The psalmist notes that among God’s memorable and great works are the provision of God’s “precepts.”  We, however, don’t naturally think of God’s commands as praiseworthy.  We naturally chafe against God’s law.  However, the psalmist sees that law as among God’s greatest gifts to humanity.  Those precepts, after all, remind worshipers of their desperate need for God’s grace and provide a reliable guide for God’s sons and daughters to responding to God’s grace with their faith.

In using some form of the word “forever” four times in the psalm, the poet provides a perhaps subtle comfort.  So much in modern life is, after all, transitory.  Everything around and within us seems to be constantly changing.  In fact, change sometimes seems to be accelerating.  In the face of that sometimes disconcerting change, the poet asserts that God’s righteousness, works, covenant and praise are forever.  God is completely reliable in part because God is the same yesterday, today and forever.

The psalmist reminds worshipers that God’s praiseworthy and character invite a faithful response.  In fact, God’s works and nature invite a response not just of amazement, but also of faithful obedience.  Certainly among the most appropriate responses is that of full-bodied, public worship and praise of God.  However, God’s works especially invite a “pondering” of them.  To what such pondering precisely refers is unclear, but Richard J. Clifton suggests that it means that God’s works are so great that they stimulate both a study of and generous response to them.

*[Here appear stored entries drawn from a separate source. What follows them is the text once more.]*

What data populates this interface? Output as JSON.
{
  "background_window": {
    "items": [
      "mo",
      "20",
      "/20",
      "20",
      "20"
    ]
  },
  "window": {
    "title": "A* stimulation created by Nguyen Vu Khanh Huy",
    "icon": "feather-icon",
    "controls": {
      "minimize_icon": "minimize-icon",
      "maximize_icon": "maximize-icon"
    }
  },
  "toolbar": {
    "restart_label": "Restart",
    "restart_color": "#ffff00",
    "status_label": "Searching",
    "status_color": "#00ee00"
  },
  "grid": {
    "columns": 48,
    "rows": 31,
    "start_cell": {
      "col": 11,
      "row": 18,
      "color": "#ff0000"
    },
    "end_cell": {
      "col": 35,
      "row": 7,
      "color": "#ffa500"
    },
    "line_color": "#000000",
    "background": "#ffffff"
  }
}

The psalmist adds that those who worship such a great and glorious God also fear that God.  Worshipers honor, serve and love the Lord who so faithfully makes and cares for them.  God’s sons and daughters also follow God’s precepts, recognizing in them the best guide for a grateful response to God’s countless great and glorious works.

Yet God’s great memorable works also invite worshipers to closely study and meditate on them as well as respond in imitation of them.  So for example, as God’s children ponder God’s provision of food for hungry things, they ask themselves how they might be better stewards of their food and drink so that hungry and thirsty living things may flourish.  As God’s children meditate on God’s grace and compassion, they not only confess their lack of those attributes but also open themselves to the Spirit’s transformation of them.  As worshipers ponder God’s eternal covenantal faithfulness, they ask themselves about their own faithfulness to their promises.

Illustration Idea

In verse 10 the psalmist asserts that “the fear of the Lord is the beginning of wisdom.”  When describing our first parents’ fall into sin, Genesis 3:6 reports that Eve saw that the “fruit of the tree” was “desirable for gaining wisdom.”  She seems to have wanted to be as wise as God.  The context seems to suggest that Eve saw in the serpent’s offer to help her “know good and evil” wisdom.

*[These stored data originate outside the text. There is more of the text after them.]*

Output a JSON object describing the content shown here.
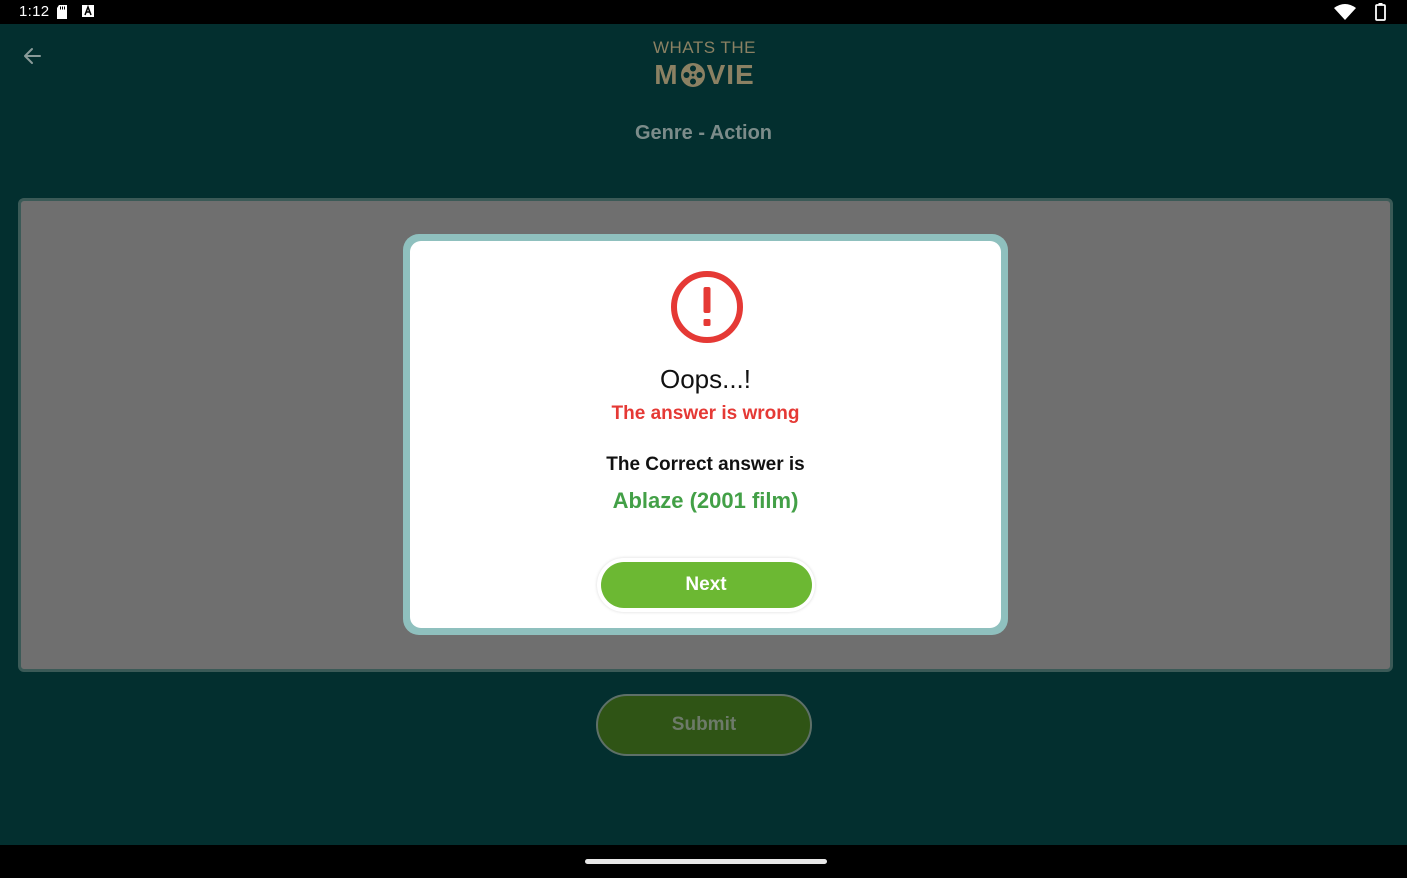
{
  "status_bar": {
    "time": "1:12"
  },
  "header": {
    "logo_top": "WHATS THE",
    "logo_bottom_left": "M",
    "logo_bottom_right": "VIE",
    "genre_title": "Genre - Action"
  },
  "main": {
    "submit_label": "Submit"
  },
  "dialog": {
    "title": "Oops...!",
    "subtitle": "The answer is wrong",
    "correct_label": "The Correct answer is",
    "correct_answer": "Ablaze (2001 film)",
    "next_label": "Next"
  },
  "colors": {
    "app_background": "#032f2f",
    "error_red": "#e53935",
    "answer_green": "#43a047",
    "next_button_green": "#6cb833",
    "logo_gold": "#8b8163"
  },
  "icons": {
    "back": "arrow-left-icon",
    "alert": "exclamation-circle-icon",
    "logo_reel": "film-reel-icon"
  }
}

Is there a parallel in some modern searches for wisdom?  Is there a kind of arrogance in assumptions that if we just learn enough, we’ll be like God, as wise as God?

The biblical conception of wisdom has little to do with high IQ’s.  Biblical wisdom is, instead, an understanding of the way God has ordered the world.  It begins with a proper reverence for and awe of God.  Biblical wisdom lives itself out in a life ordered by God and shaped by love for God above all and one’s neighbors as oneself.